Friday, November 23, 2012

The Professional Soldier

One of the characteristics of the professional soldier—as my late friend and comrade-in-arms Al Coger used to say—is respect for the professionals on the other side. Both are simply doing a job that, alas, has become necessary enough to make war a calling. Hate is not an aspect of it—nor is war something elevated. It isn’t about ideology, much less about adherence to a cosmic faith. It’s organized violence to be managed as efficiently as possible, and as Sun Tzu, who belonged to this profession, wisely asserted in his The Art of War, the most efficient handling of war is to win it without an actual battle.

Elections, to be sure, are somewhat more efficient ways of resolving conflict than war. Unity frays over time, and at right regular intervals it needs to be restored by the force, in the case of politics, of superior numbers. Ballots are more efficient than bullets. And once the matter is decided, civility should rapidly return. It should return if both sides recognize the underlying issue. That issue is that conflict may be unavoidable but isn’t some kind of good in and of itself. Unity is. And conflict must be ended as soon as ever possible—not when the other side has been absolutely annihilated. Compromise, therefore is part of it.

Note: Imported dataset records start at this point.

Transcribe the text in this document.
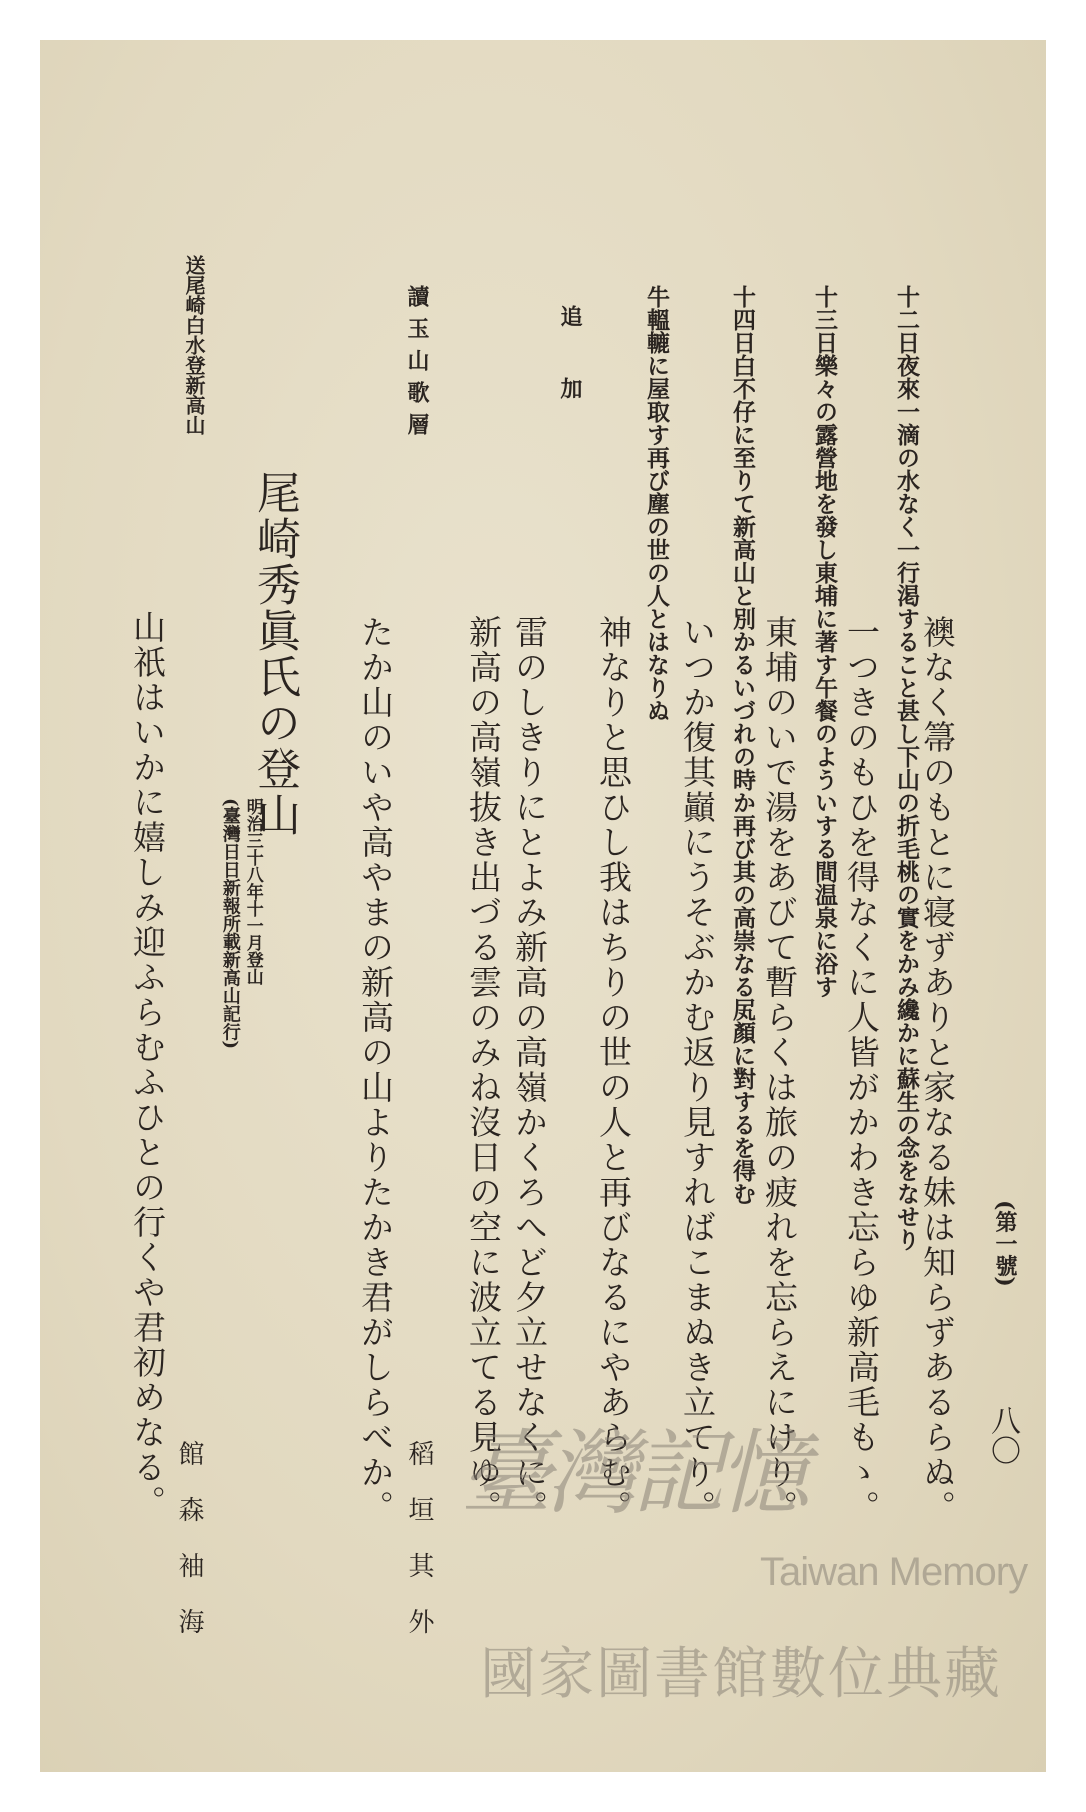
(第一號)
八〇
襖なく箒のもとに寝ずありと家なる妹は知らずあるらぬ。
十二日夜來一滴の水なく一行渇すること甚し下山の折毛桃の實をかみ纔かに蘇生の念をなせり
一つきのもひを得なくに人皆がかわき忘らゆ新高毛もゝ。
十三日樂々の露營地を發し東埔に著す午餐のよういする間温泉に浴す
東埔のいで湯をあびて暫らくは旅の疲れを忘らえにけり。
十四日白不仔に至りて新高山と別かるいづれの時か再び其の高崇なる㞍顏に對するを得む
いつか復其巓にうそぶかむ返り見すればこまぬき立てり。
牛轀轆に屋取す再び塵の世の人とはなりぬ
神なりと思ひし我はちりの世の人と再びなるにやあらむ。
追　加
雷のしきりにとよみ新高の高嶺かくろへど夕立せなくに。
新高の高嶺抜き出づる雲のみね沒日の空に波立てる見ゆ。
讀玉山歌層
稻垣其外
たか山のいや高やまの新高の山よりたかき君がしらべか。
尾崎秀眞氏の登山
(臺灣日日新報所載新高山記行) 明治三十八年十一月登山
送尾崎白水登新高山
館森袖海
山祇はいかに嬉しみ迎ふらむふひとの行くや君初めなる。	臺灣記憶
Taiwan Memory
國家圖書館數位典藏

The presence of a sense of unity, even in the midst of the conflict, is what matters. And when it’s absent, real trouble looms. War between nations must be hallowed by an understanding on both side that each is part of humanity—and humanity is the higher good. Within a nation the unity of its people as one community must be the fundamental assumption that renders elections legitimate. Demonization of the other side has been a feature of elections at their emotional heights throughout our own—and in other countries’—history. But after the election is decided, normalcy returns again. Indeed it has been a feature for the winner to embrace those who opposed him and for the looser to pledge his support.

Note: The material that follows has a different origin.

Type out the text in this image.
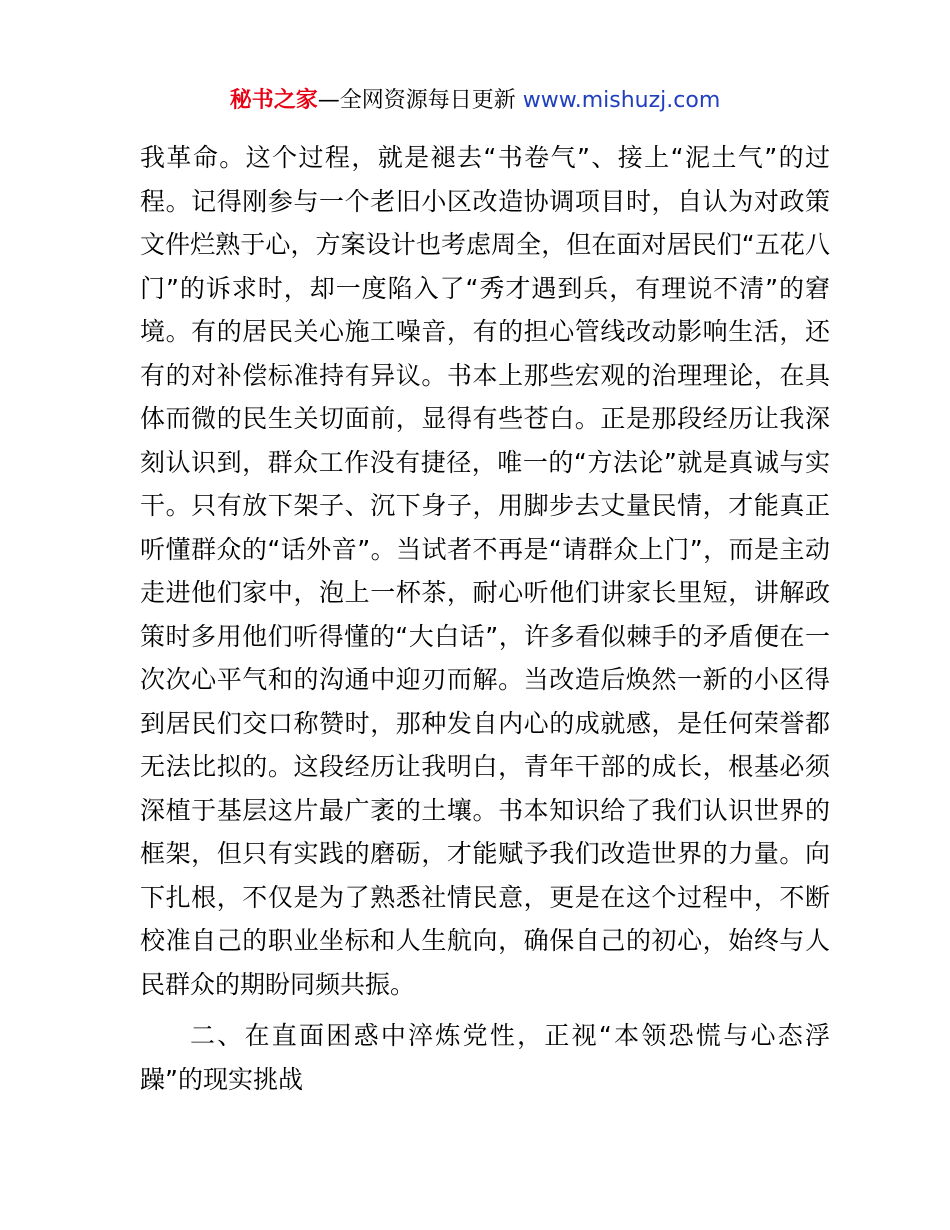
秘书之家—全网资源每日更新 www.mishuzj.com

我革命。这个过程，就是褪去“书卷气”、接上“泥土气”的过程。记得刚参与一个老旧小区改造协调项目时，自认为对政策文件烂熟于心，方案设计也考虑周全，但在面对居民们“五花八门”的诉求时，却一度陷入了“秀才遇到兵，有理说不清”的窘境。有的居民关心施工噪音，有的担心管线改动影响生活，还有的对补偿标准持有异议。书本上那些宏观的治理理论，在具体而微的民生关切面前，显得有些苍白。正是那段经历让我深刻认识到，群众工作没有捷径，唯一的“方法论”就是真诚与实干。只有放下架子、沉下身子，用脚步去丈量民情，才能真正听懂群众的“话外音”。当试者不再是“请群众上门”，而是主动走进他们家中，泡上一杯茶，耐心听他们讲家长里短，讲解政策时多用他们听得懂的“大白话”，许多看似棘手的矛盾便在一次次心平气和的沟通中迎刃而解。当改造后焕然一新的小区得到居民们交口称赞时，那种发自内心的成就感，是任何荣誉都无法比拟的。这段经历让我明白，青年干部的成长，根基必须深植于基层这片最广袤的土壤。书本知识给了我们认识世界的框架，但只有实践的磨砺，才能赋予我们改造世界的力量。向下扎根，不仅是为了熟悉社情民意，更是在这个过程中，不断校准自己的职业坐标和人生航向，确保自己的初心，始终与人民群众的期盼同频共振。

二、在直面困惑中淬炼党性，正视“本领恐慌与心态浮躁”的现实挑战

Quite visible cracks have appeared after this year’s election. They may just be a residue of the pain of loss on the right. The right, of course, will triumph again, just give it time, but one of the signs of a loss of effective unity is that every loss today is Doom Forever, and every victory the Triumphal Arrival of the Everlasting Future. One radio host, for instance, Dennis Prager, has elevated political stances into religions. He sees three such competing for humanity’s allegiance: Leftism, Islamism, and Americanism (link). That’s the sort of thing I mean. It reminds me of Toynbee; he saw “end times” characterized internally by the rise of Futurism (read leftism), Archaism (read Americanism), and externally by the eventually successful pressure of an External Proletariat (read Islamism). The secessionist talk, largely only symbolic although it is, also indicates that even great and successful unions of people become, eventually, too big to hold together.

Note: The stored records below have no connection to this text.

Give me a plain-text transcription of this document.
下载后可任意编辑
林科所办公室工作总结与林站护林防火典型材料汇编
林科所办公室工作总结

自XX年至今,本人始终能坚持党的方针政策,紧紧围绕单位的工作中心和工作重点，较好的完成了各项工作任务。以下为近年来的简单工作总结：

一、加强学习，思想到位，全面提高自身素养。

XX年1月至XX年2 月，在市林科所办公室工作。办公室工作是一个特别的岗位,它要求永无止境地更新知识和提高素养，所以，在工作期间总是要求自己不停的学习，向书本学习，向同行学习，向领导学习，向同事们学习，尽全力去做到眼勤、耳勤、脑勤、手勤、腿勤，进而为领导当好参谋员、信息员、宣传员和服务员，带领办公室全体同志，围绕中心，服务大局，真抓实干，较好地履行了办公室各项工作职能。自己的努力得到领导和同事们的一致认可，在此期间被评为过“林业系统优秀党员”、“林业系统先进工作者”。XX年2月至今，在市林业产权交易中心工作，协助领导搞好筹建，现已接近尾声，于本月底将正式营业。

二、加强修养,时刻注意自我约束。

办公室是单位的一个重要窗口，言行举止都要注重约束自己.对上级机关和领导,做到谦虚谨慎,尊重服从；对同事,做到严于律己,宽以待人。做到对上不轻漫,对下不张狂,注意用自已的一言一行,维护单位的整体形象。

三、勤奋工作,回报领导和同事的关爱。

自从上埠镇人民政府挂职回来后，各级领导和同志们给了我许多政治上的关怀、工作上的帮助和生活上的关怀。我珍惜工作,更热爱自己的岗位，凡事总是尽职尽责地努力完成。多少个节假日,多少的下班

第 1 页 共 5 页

To whom does the future really belong? Toynbee suggested that those in charge of really shaping the future are the people who are looking up, transcending all these battles, and finding  solutions in the spiritual realm—where no “divisions,” in Stalin’s sense, are even discernible. They are too few in number to be clearly seen yet. They’re not agitating in the public square; that square is down there, not up. They’re not thirsting for power, either; they only long to do a good job—like any decent professional soldier. I’m waving to you, Al. You never thought you’d end up in heaven—or that such a place even existed—but there you are now.